Ein Geduze-Spezialist ist der Talker Roger Schawinski, der vor seinem Gelafer bei jedem Gesprächspartner versucht, die Du-Ebene herzustellen, um dann dem Publikum vor Augen zu führen, wie bekannt, vernetzt und vertraut er mit Personen („auf Du und Du“ = jemandem nahe) und Fakten sei, ohne dieses Versprechen anschliessend erfüllen zu können. Er erweckt den Anschein, als ob er schon mit der ganzen Prominenz Schweine gehütet habe, wobei ich die ehrenwerten Schweinehirten, die frühe zu unrecht ein miserables Ansehen hatten, nicht beleidigen möchte.
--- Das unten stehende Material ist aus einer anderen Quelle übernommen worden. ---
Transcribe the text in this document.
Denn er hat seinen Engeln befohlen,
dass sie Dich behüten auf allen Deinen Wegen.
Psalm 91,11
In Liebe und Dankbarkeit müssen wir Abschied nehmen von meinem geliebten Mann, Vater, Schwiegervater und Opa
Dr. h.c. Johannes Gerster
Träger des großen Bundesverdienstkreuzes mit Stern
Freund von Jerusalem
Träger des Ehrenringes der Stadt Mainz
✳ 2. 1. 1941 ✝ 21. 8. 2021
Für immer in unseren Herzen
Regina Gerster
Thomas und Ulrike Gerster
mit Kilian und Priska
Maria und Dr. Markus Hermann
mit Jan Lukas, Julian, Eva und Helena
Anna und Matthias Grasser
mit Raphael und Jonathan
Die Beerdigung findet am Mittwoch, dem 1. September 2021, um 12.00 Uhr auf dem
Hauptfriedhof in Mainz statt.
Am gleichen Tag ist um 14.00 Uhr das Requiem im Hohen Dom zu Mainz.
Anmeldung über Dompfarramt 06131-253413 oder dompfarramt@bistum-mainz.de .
Die Aufgabe vieler Gäste Schawinskis erschöpft sich darin, den Nonsens geradezurücken, den Schawinski in seiner Rumpelkammer gefunden hat und als Fakten darstellt, meist Fragmente.
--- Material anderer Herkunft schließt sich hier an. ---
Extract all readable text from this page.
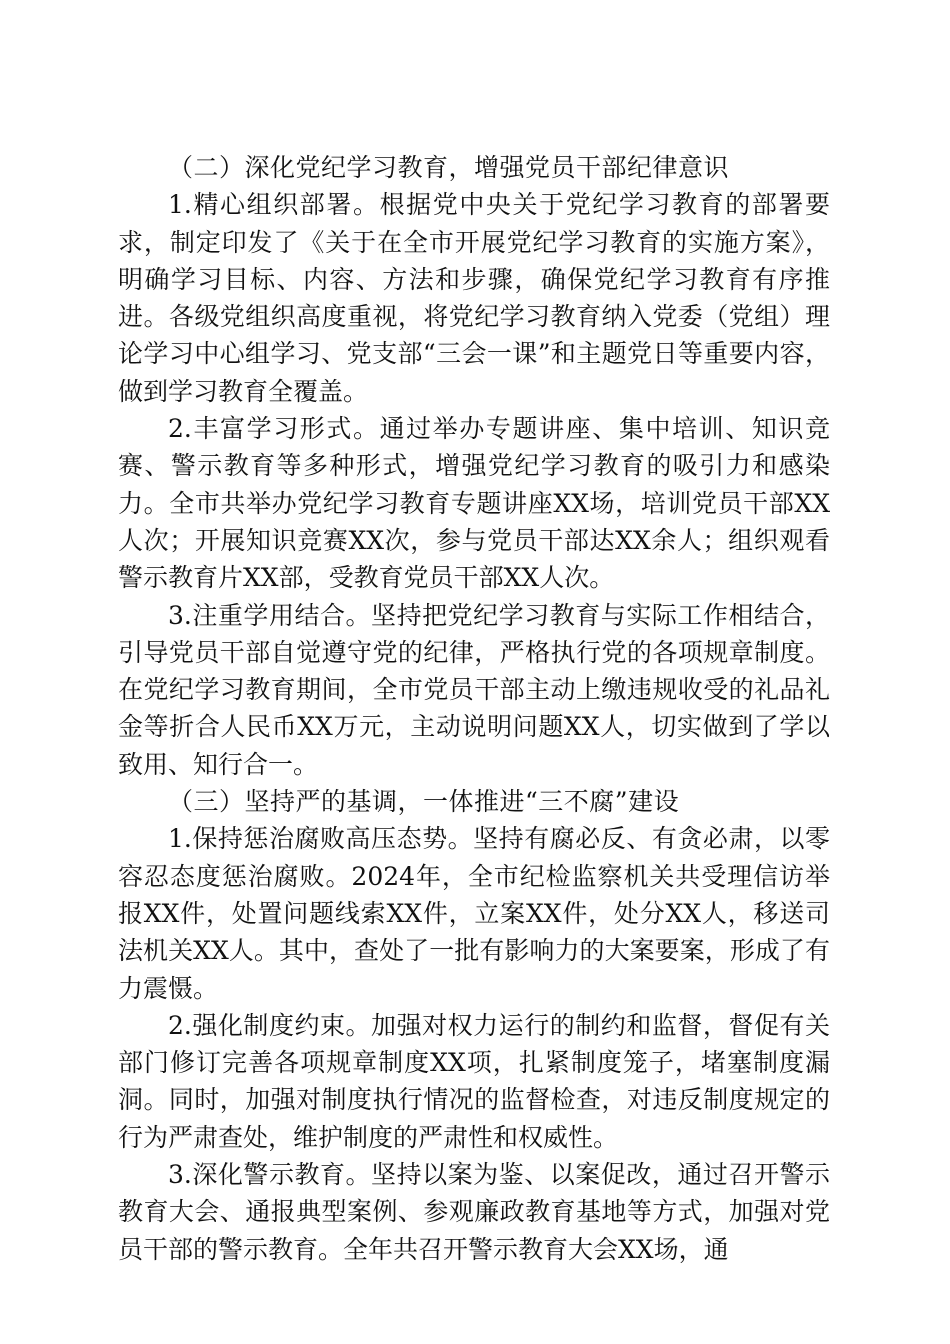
（二）深化党纪学习教育，增强党员干部纪律意识

1.精心组织部署。根据党中央关于党纪学习教育的部署要求，制定印发了《关于在全市开展党纪学习教育的实施方案》，明确学习目标、内容、方法和步骤，确保党纪学习教育有序推进。各级党组织高度重视，将党纪学习教育纳入党委（党组）理论学习中心组学习、党支部“三会一课”和主题党日等重要内容，做到学习教育全覆盖。

2.丰富学习形式。通过举办专题讲座、集中培训、知识竞赛、警示教育等多种形式，增强党纪学习教育的吸引力和感染力。全市共举办党纪学习教育专题讲座XX场，培训党员干部XX人次；开展知识竞赛XX次，参与党员干部达XX余人；组织观看警示教育片XX部，受教育党员干部XX人次。

3.注重学用结合。坚持把党纪学习教育与实际工作相结合，引导党员干部自觉遵守党的纪律，严格执行党的各项规章制度。在党纪学习教育期间，全市党员干部主动上缴违规收受的礼品礼金等折合人民币XX万元，主动说明问题XX人，切实做到了学以致用、知行合一。

（三）坚持严的基调，一体推进“三不腐”建设

1.保持惩治腐败高压态势。坚持有腐必反、有贪必肃，以零容忍态度惩治腐败。2024年，全市纪检监察机关共受理信访举报XX件，处置问题线索XX件，立案XX件，处分XX人，移送司法机关XX人。其中，查处了一批有影响力的大案要案，形成了有力震慑。

2.强化制度约束。加强对权力运行的制约和监督，督促有关部门修订完善各项规章制度XX项，扎紧制度笼子，堵塞制度漏洞。同时，加强对制度执行情况的监督检查，对违反制度规定的行为严肃查处，维护制度的严肃性和权威性。

3.深化警示教育。坚持以案为鉴、以案促改，通过召开警示教育大会、通报典型案例、参观廉政教育基地等方式，加强对党员干部的警示教育。全年共召开警示教育大会XX场，通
Aus den ungebremsten Duzereien ergeben sich Duzfreundschaften, die mit dem, was man unter einer wirklichen Freundschaft versteht, kaum etwas zu tun haben, selbst wenn sie von seriellem Küssen begleitet sind. Das ungefragte Duzen von Ranghöheren und Älteren kann sogar als Beleidigung aufgefasst werden, abgeschwächt auch das Ihr (das Ihrzen), das allerdings in den Kantonen Bern, Wallis und Freiburg die normale Höflichkeitsform ist und ebenso in den Eifeler Mundarten und im Luxemburgischen vorkommt. Man nimmt es als sprachliche Bereicherung hin.
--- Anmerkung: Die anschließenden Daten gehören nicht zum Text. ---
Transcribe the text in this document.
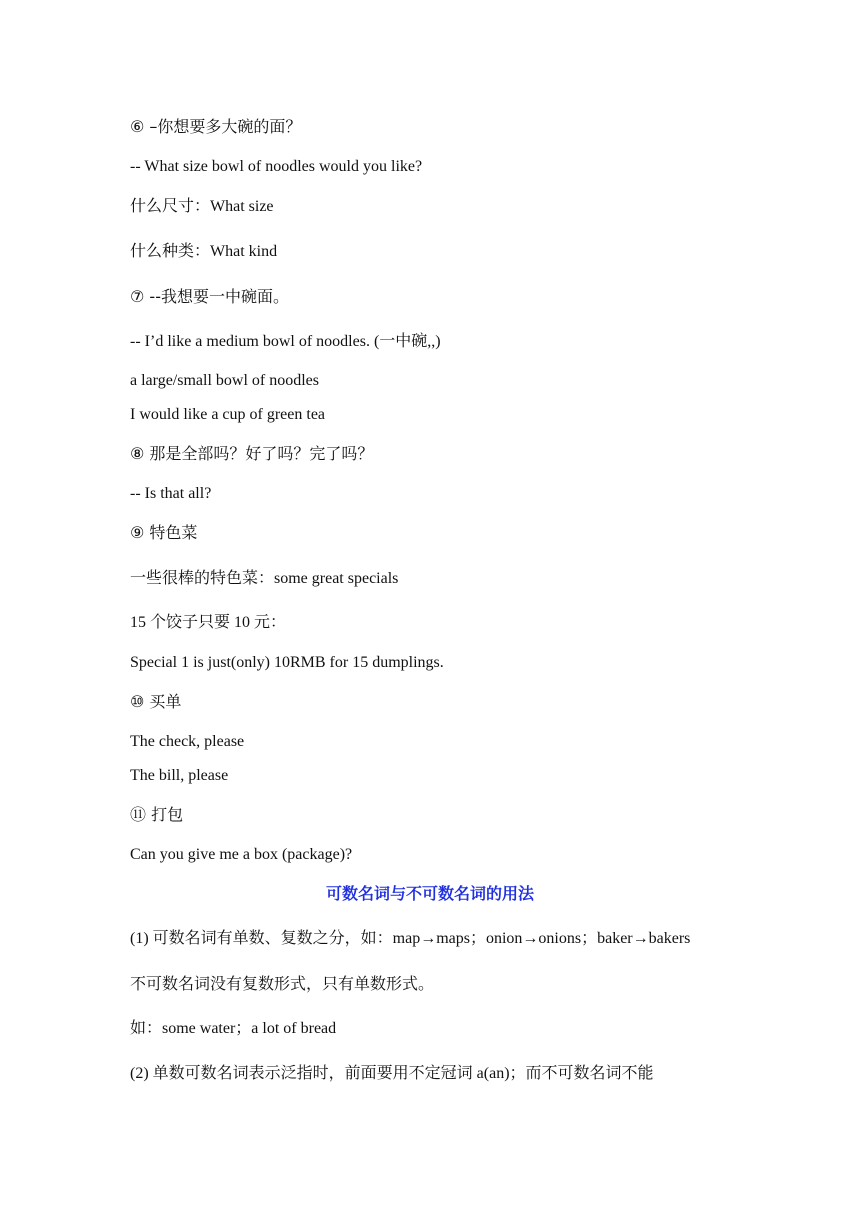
⑥ –你想要多大碗的面？
-- What size bowl of noodles would you like?
什么尺寸：What size
什么种类：What kind
⑦ --我想要一中碗面。
-- I’d like a medium bowl of noodles. (一中碗,,)
a large/small bowl of noodles
I would like a cup of green tea
⑧ 那是全部吗？好了吗？完了吗？
-- Is that all?
⑨ 特色菜
一些很棒的特色菜：some great specials
15 个饺子只要 10 元：
Special 1 is just(only) 10RMB for 15 dumplings.
⑩ 买单
The check, please
The bill, please
⑪ 打包
Can you give me a box (package)?
可数名词与不可数名词的用法
(1) 可数名词有单数、复数之分，如：map→maps；onion→onions；baker→bakers
不可数名词没有复数形式，只有单数形式。
如：some water；a lot of bread
(2) 单数可数名词表示泛指时，前面要用不定冠词 a(an)；而不可数名词不能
Der ausgeweitete, saloppe Umgang im Sektor der persönlichen Beziehungen findet seinen Ursprung wahrscheinlich zu grossen Teilen in den USA, wo nicht zwischen Du und Sie unterschieden wird, sondern alles unter dem Sammelbegriff you vereinigt ist, wobei dieses you allerdings näher beim Sie als beim Du ist. Aber man hüte sich, beim Zuprosten zu sagen: Now you can say ,you' to me... Für familiäre, intime Begegnungen kramen die Engländer manchmal noch ihr traditionelles Thou als pronominale Anredeform hervor.
Insgesamt ist bei Anreden eine Tendenz zur Formlosigkeit festzustellen, und die verlorenen Formen werden zunehmend durch Kussorgien wettgemacht. Darob geht die Welt nicht unter, selbst wenn die Ansteckungsgefahren bis in die Abgründe der hohen Politik vorgedrungen sind, die sich einst mit der Händeschüttlersymbolik zufrieden gab. Bei grösseren Differenzen reicht diese heute nicht mehr aus.